This week Wood Mackenzie, an Edinburgh-based research and consulting firm, reviews recent trends in biotechnology stocks. From mid-January, the Nasdaq Biotechnology Index set out on a gradual upward trajectory — only to be interrupted by a sharp drop in late February. This fall wasn't biotechnology-specific, however — it reflected the global market correction at the end of that month.

The biggest mover in the index over the past two months is California-based Onyx, whose stock price more than doubled in the week starting on 12 February. These gains — which survived the correction — came in response to strong data for its oncology drug, Nexavar, in late-stage clinical trials for the treatment of liver cancer. Onyx's partner for Nexavar is the German drug firm Bayer Schering, which already markets the drug for renal cancer treatment in the United States and the European Union.
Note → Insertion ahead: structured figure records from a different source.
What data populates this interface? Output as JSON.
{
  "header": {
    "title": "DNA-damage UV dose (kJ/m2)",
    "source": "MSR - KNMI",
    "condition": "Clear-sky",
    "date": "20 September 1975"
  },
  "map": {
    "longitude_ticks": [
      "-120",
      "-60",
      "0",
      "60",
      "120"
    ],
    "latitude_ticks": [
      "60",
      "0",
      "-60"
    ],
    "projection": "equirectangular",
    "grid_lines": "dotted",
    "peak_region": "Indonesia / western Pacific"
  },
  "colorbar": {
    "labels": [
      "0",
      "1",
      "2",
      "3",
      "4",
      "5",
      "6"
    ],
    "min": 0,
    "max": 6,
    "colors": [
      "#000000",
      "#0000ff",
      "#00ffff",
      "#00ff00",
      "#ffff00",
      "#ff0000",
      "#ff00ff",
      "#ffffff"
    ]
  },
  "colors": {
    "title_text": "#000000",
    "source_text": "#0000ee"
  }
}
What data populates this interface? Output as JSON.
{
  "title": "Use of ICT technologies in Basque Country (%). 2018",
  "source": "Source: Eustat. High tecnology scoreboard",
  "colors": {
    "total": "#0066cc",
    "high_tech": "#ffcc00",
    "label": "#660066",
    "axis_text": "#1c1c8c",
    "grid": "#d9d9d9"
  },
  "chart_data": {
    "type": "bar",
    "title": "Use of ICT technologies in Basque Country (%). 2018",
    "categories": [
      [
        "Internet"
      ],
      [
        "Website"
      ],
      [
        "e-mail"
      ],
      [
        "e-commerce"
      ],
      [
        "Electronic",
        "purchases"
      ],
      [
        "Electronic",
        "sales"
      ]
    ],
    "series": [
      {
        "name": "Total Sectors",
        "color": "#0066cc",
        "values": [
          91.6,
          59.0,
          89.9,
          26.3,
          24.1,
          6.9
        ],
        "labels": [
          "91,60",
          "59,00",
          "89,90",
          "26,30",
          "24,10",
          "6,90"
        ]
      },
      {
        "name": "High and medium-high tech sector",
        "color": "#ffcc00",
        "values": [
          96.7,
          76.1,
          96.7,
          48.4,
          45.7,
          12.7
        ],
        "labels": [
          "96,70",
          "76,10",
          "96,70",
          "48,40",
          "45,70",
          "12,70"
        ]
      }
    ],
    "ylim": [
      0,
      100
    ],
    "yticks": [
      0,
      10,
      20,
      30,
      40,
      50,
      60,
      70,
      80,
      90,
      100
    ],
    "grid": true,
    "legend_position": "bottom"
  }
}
Other gains were triggered by robust financial performance reported by a small number of biotech firms. Gilead Sciences, also of California, posted a 48% year-on-year rise in fourth-quarter revenues, underpinned by a surge in sales of its HIV drugs. The market liked Gilead's forecast that total sales could reach $3.5 billion in 2007, up 35% from last year: the company's shares duly hit their highest-ever level on 21 February.

The biotechnology index underperformed broader indices last year and is now faced with the challenge of recovering from the February dip. The performances of these Californian companies provide early indications that it may yet manage to do so.